Glycation induced active site disruption of Biliverdin IXβ reductase: A molecular dynamics approach.

Flavin reductase (FR), also known as Biliverdin IXβ Reductase (BLVRB), is a monomeric enzyme belonging to the short-chain dehydrogenase/reductase (SDR) protein family, characterized by its NADPH-dependent catalytic conversion of biliverdin to bilirubin, a key antioxidant in fetal heme catabolism and cellular defense. Structurally, BLVRB features a Rossmann-fold domain with dynamic loop regions (Loop80 and Loop120) and coenzyme clamps (Arg14, Arg78) critical for substrate and cofactor binding.
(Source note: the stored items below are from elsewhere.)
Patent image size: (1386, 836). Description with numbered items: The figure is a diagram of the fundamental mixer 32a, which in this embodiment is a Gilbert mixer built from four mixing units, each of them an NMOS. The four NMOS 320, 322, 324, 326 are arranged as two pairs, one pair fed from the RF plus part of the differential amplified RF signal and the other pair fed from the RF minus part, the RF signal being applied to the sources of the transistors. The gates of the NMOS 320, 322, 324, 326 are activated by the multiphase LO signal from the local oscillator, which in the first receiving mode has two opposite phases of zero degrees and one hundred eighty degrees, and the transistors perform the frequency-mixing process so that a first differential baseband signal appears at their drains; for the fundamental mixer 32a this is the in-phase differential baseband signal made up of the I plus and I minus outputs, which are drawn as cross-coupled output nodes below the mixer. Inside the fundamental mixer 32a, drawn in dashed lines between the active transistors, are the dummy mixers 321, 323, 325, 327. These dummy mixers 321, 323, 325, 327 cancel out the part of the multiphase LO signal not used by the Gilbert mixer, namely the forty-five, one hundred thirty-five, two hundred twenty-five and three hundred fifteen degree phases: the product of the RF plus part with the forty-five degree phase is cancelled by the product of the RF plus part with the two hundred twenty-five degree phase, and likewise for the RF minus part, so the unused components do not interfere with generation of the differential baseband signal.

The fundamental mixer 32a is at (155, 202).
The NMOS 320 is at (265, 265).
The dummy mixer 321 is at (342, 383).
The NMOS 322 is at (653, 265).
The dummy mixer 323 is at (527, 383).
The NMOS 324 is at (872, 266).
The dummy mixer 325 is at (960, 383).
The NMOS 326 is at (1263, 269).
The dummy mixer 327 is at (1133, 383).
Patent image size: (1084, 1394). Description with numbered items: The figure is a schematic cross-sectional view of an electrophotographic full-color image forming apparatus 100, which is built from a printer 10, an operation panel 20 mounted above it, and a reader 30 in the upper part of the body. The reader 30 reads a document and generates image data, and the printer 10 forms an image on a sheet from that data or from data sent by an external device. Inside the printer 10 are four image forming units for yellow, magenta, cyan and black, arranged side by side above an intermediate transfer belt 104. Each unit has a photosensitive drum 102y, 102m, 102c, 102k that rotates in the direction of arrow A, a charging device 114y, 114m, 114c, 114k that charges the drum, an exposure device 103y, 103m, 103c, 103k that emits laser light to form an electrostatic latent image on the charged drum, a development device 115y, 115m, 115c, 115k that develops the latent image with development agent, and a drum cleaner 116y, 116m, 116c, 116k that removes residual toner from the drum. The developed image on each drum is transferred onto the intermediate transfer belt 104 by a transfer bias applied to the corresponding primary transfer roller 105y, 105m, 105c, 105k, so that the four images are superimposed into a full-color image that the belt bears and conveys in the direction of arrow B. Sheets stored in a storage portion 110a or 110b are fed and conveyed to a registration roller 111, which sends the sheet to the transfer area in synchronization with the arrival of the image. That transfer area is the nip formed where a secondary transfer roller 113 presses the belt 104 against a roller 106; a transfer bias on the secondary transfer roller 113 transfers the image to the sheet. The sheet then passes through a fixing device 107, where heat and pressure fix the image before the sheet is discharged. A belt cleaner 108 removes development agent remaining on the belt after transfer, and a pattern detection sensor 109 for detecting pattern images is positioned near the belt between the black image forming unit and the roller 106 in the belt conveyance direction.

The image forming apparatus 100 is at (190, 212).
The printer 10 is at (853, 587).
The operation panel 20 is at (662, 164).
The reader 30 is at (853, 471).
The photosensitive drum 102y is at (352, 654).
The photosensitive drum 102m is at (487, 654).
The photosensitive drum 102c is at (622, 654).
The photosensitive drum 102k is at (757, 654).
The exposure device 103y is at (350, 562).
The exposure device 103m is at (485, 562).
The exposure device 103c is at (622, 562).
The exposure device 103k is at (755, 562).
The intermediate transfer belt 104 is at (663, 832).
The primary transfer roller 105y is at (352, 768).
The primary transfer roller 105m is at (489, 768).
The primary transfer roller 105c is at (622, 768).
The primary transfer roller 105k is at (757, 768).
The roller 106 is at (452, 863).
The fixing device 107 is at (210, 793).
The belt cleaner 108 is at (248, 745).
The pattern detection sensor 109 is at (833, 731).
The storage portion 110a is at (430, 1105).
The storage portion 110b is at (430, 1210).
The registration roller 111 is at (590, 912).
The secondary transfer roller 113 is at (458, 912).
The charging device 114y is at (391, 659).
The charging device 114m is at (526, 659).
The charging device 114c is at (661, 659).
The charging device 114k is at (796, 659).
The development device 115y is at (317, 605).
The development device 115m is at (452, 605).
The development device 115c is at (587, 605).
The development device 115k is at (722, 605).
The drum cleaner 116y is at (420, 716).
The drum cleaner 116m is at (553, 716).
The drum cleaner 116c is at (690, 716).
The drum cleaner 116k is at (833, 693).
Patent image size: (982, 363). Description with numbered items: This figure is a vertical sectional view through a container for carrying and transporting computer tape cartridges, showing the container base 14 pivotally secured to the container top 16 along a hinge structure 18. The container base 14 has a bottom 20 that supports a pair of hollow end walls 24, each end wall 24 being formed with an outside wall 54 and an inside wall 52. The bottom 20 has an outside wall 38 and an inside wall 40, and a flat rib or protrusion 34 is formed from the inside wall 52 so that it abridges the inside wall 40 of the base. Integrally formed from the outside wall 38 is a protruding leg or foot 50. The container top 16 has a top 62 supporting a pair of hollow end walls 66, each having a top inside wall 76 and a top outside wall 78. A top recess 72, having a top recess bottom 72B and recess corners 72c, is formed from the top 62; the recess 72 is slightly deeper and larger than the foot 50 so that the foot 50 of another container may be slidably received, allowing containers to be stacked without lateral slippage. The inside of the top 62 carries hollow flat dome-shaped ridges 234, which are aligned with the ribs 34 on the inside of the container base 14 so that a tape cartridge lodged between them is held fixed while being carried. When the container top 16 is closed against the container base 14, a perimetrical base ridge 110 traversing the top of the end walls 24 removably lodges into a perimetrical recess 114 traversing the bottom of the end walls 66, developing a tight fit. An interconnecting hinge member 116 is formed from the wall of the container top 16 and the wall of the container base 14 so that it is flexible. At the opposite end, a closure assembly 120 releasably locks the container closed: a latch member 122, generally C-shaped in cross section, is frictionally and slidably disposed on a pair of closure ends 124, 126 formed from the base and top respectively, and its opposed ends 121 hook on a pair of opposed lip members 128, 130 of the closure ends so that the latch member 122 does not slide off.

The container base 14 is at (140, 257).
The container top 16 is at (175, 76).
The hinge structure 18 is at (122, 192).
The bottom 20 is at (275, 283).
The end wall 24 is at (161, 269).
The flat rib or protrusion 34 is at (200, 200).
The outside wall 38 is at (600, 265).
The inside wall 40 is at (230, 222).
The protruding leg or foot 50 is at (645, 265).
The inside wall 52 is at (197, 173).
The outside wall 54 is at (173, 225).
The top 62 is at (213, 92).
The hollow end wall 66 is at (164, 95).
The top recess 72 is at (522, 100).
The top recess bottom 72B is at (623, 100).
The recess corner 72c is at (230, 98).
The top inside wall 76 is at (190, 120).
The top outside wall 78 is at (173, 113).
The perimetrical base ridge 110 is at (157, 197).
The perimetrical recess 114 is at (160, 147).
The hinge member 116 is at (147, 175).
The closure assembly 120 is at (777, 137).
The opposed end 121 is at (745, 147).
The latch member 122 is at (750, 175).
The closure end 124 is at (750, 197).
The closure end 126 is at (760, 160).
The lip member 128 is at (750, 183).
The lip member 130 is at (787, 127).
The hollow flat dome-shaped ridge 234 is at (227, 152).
Under hyperglycemic conditions, BLVRB undergoes glycation by methylglyoxal (MG), further enhancing the diabetic complications due to advanced glycation end-products (AGEs) production. Here, molecular dynamics simulations were employed to examine glycation-induced structural changes. Results reveal a transition from open to closed loop conformations, tighter Thr12-Arg78 clamp association, narrowed NADPH binding pocket, reduced solvent accessibility, and altered interhelical orientations. Principal Component Analysis (PCA) and Free Energy Landscape (FEL) analyses confirmed significant shifts in conformational space and stability. These findings suggest glycation disrupts BLVRB dynamics, potentially impairing activity and its antioxidant function.